Sometimes good sermons are ruined when they go longer than the Spirit impresses. Sometimes good sermons are ruined when they are cut short of the Spirit's impression. Some men have sat down 5 minutes too late, while others have "stripped it too green" as the old saying goes. One thing I have learned from painful experience is that quenching the Spirit today may yield a very prolonged and dry season. Occasionally, quenching the Spirit will lead to never regaining certain things. For example, whenever I get an impression to look at a certain passage, word, or subject in the Bible, I now try to act on it as quickly as I can. In the past, I have put off looking at something I felt impressed to look at saying, "I'll be sure to look at that later." When later finally came, I had nothing. No insight. No impression or guidance. By quenching the Spirit, I never got the direction and guidance from that thought that I would have should I have acted in the way I was directed.
So it is with so much of our lives. Fires only burn and burn well when they are fed. Now, His Spirit is ever near with fresh mercies every morning and daily grace. However, our feeling of that sufficiency and experience will hinge greatly on our efforts to feed the fire. When people's "world" is their family, they devote time, energy, and devotion to their family. They are feeding the fire of desire that burns for their family. When someone's "world" is their job, they feed that fire by "living at the office" and breathing their occupation. When someone wants to be a good fisherman, golfer, etc., they will devote hours and days and weeks to improving those things. The fire burns, and they cannot seem to get enough of it. The more they put in, the more they want and the more they enjoy it. So should our time, effort, and energy be with the Spirit.
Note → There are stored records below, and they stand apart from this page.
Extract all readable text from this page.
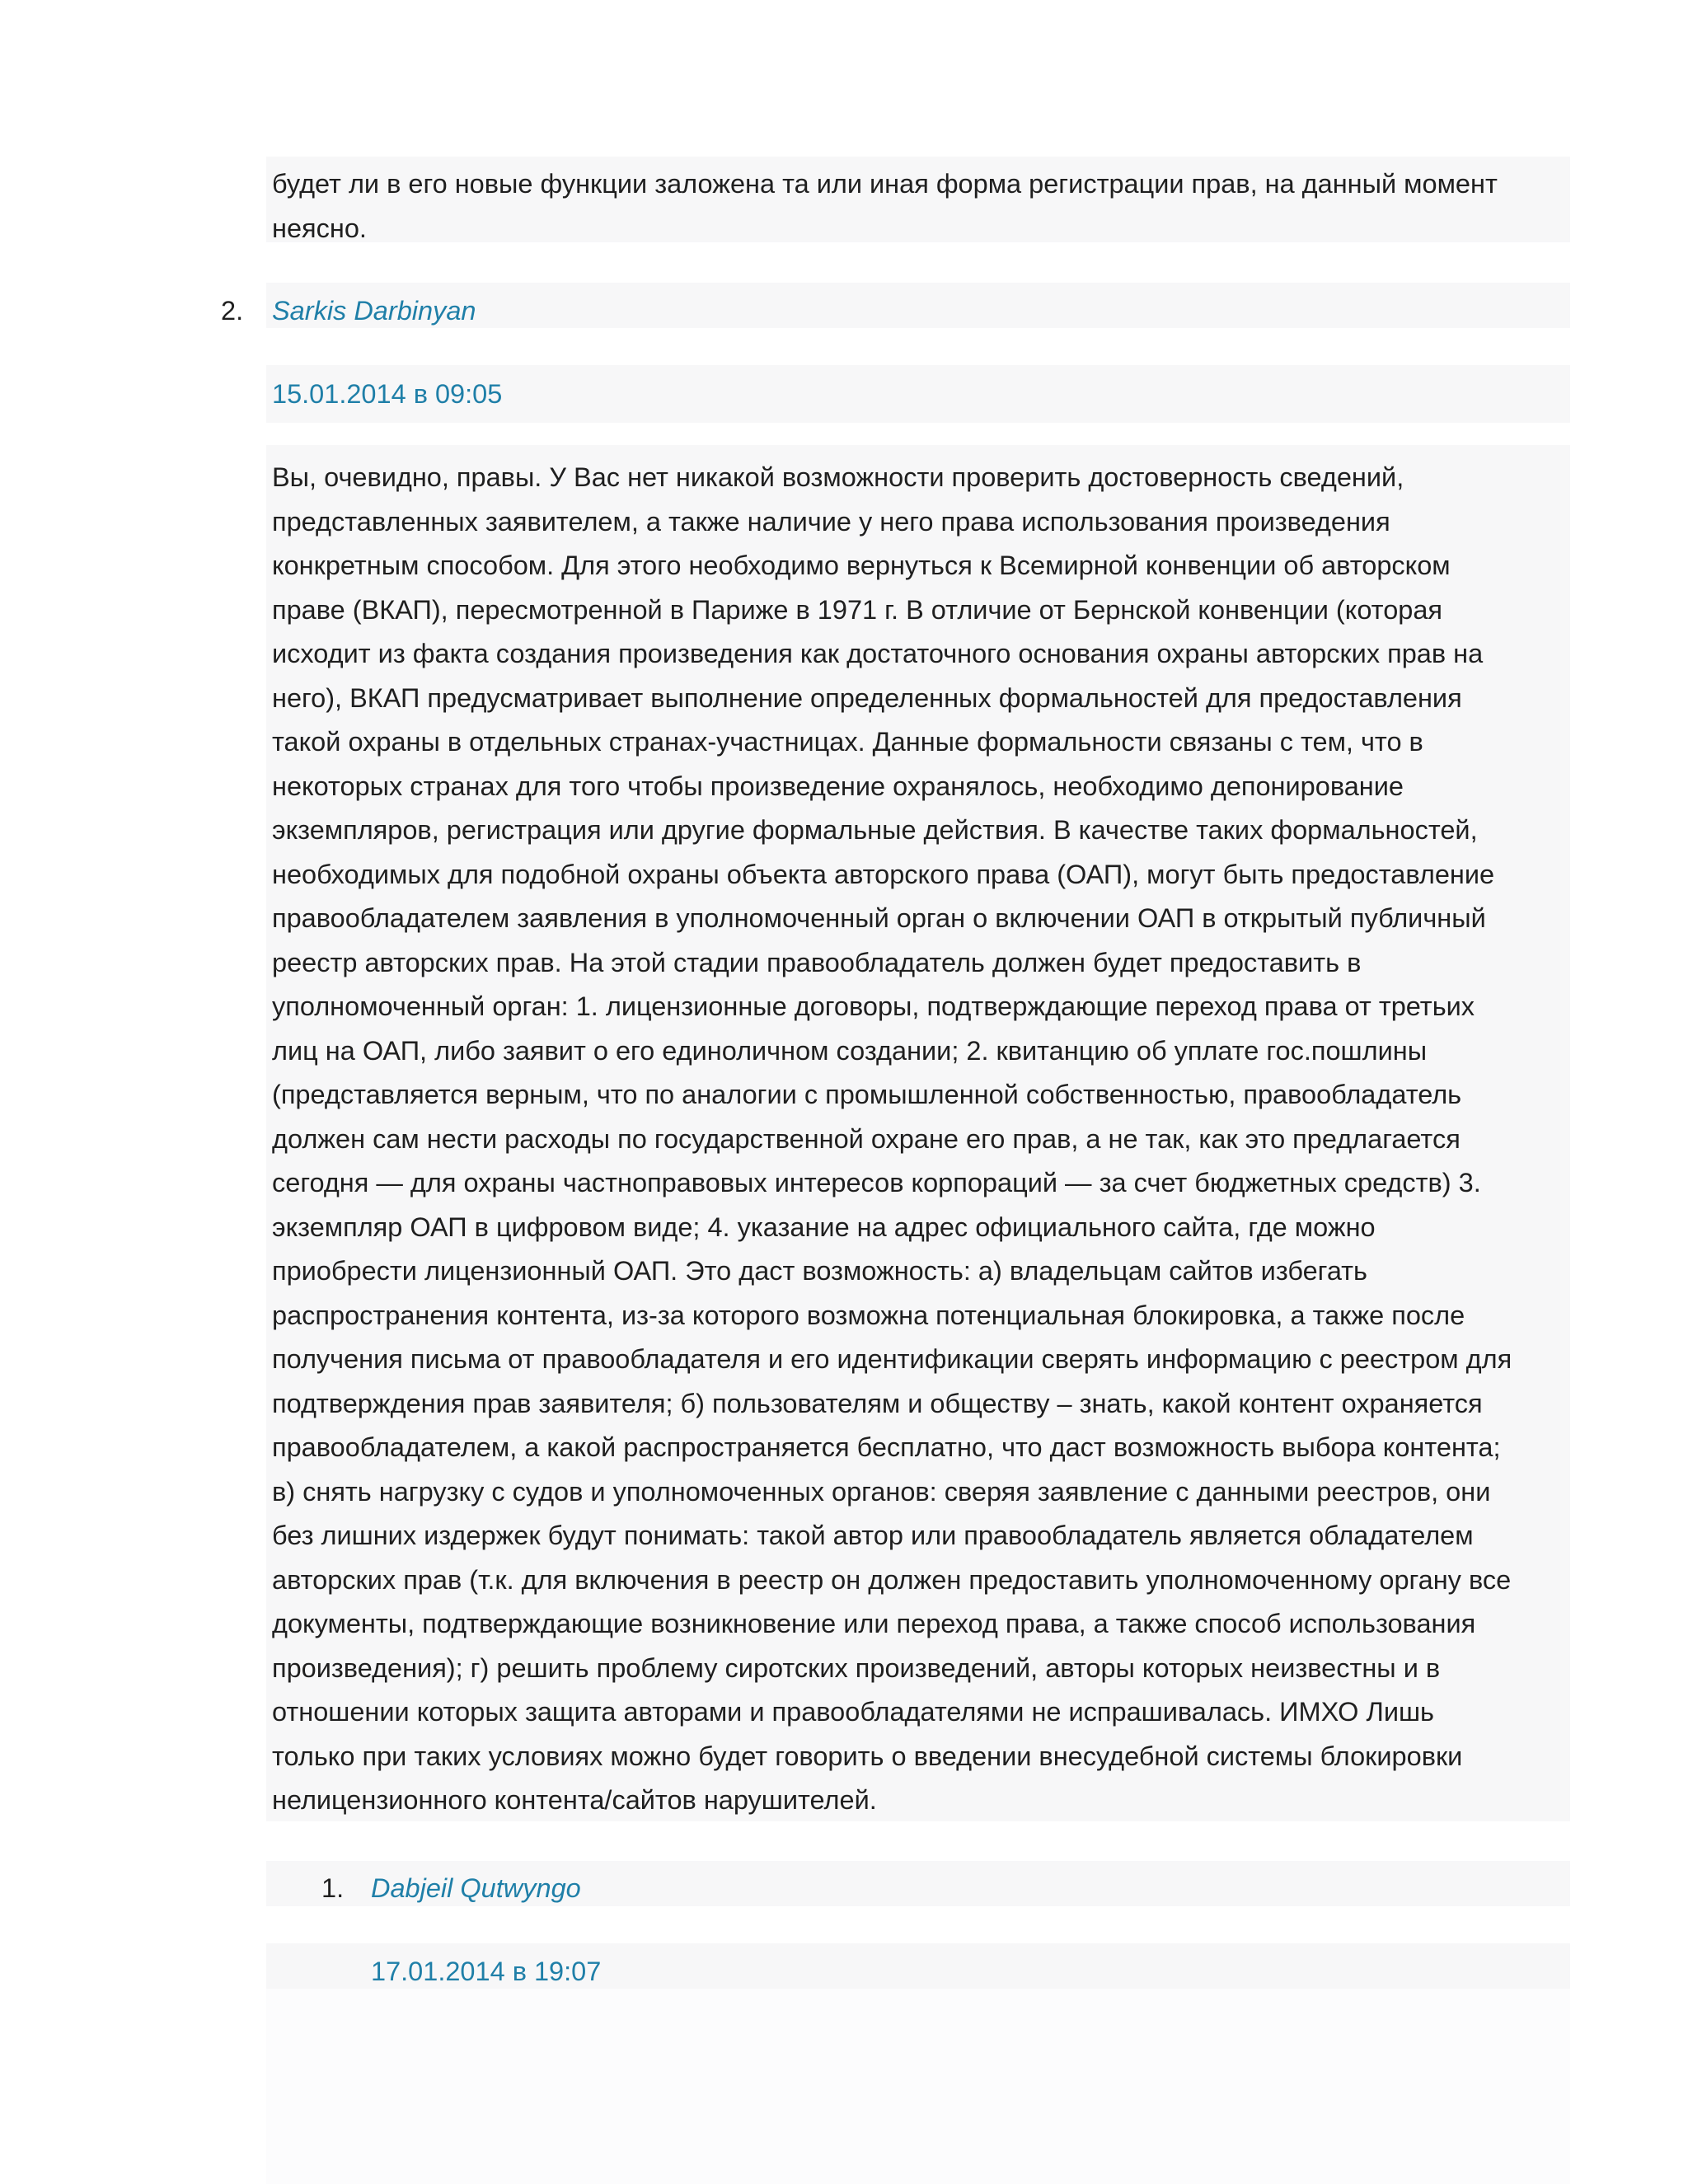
будет ли в его новые функции заложена та или иная форма регистрации прав, на данный момент
неясно.
2. Sarkis Darbinyan
15.01.2014 в 09:05
Вы, очевидно, правы. У Вас нет никакой возможности проверить достоверность сведений,
представленных заявителем, а также наличие у него права использования произведения
конкретным способом. Для этого необходимо вернуться к Всемирной конвенции об авторском
праве (ВКАП), пересмотренной в Париже в 1971 г. В отличие от Бернской конвенции (которая
исходит из факта создания произведения как достаточного основания охраны авторских прав на
него), ВКАП предусматривает выполнение определенных формальностей для предоставления
такой охраны в отдельных странах-участницах. Данные формальности связаны с тем, что в
некоторых странах для того чтобы произведение охранялось, необходимо депонирование
экземпляров, регистрация или другие формальные действия. В качестве таких формальностей,
необходимых для подобной охраны объекта авторского права (ОАП), могут быть предоставление
правообладателем заявления в уполномоченный орган о включении ОАП в открытый публичный
реестр авторских прав. На этой стадии правообладатель должен будет предоставить в
уполномоченный орган: 1. лицензионные договоры, подтверждающие переход права от третьих
лиц на ОАП, либо заявит о его единоличном создании; 2. квитанцию об уплате гос.пошлины
(представляется верным, что по аналогии с промышленной собственностью, правообладатель
должен сам нести расходы по государственной охране его прав, а не так, как это предлагается
сегодня — для охраны частноправовых интересов корпораций — за счет бюджетных средств) 3.
экземпляр ОАП в цифровом виде; 4. указание на адрес официального сайта, где можно
приобрести лицензионный ОАП. Это даст возможность: а) владельцам сайтов избегать
распространения контента, из-за которого возможна потенциальная блокировка, а также после
получения письма от правообладателя и его идентификации сверять информацию с реестром для
подтверждения прав заявителя; б) пользователям и обществу – знать, какой контент охраняется
правообладателем, а какой распространяется бесплатно, что даст возможность выбора контента;
в) снять нагрузку с судов и уполномоченных органов: сверяя заявление с данными реестров, они
без лишних издержек будут понимать: такой автор или правообладатель является обладателем
авторских прав (т.к. для включения в реестр он должен предоставить уполномоченному органу все
документы, подтверждающие возникновение или переход права, а также способ использования
произведения); г) решить проблему сиротских произведений, авторы которых неизвестны и в
отношении которых защита авторами и правообладателями не испрашивалась. ИМХО Лишь
только при таких условиях можно будет говорить о введении внесудебной системы блокировки
нелицензионного контента/сайтов нарушителей.
1. Dabjeil Qutwyngo
17.01.2014 в 19:07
The more we feel Him, the more we should want and desire that blessed time.
I remember the first time that Bible reading was not drudgery to me. I can still recall the first sermon that seemed over in a flash, and I wondered, "Where did the time go?" Painted fresh in my memory are walks that I have had with the Master where the burning embers heaped up in flames with a passion to stay ever with Him. These are times that we should not only not take for granted but desire to find them more often. One of my dad's simple answers to those that asked him for Bible reading plans was a one word response, "More." When they asked for explanation, he said, "Try to read it more. More today than in the past. More in the future than today. More next year than last." Truly a day in His courts is better than a thousand beside, but a day in His courts should make us want a thousand more in them. May we find those moments with the King, follow His impression, and never shirk away or let things crowd in. In so doing, we will not only keep the ice water away from the flame, but we will also burn brighter as shining lights than we did before.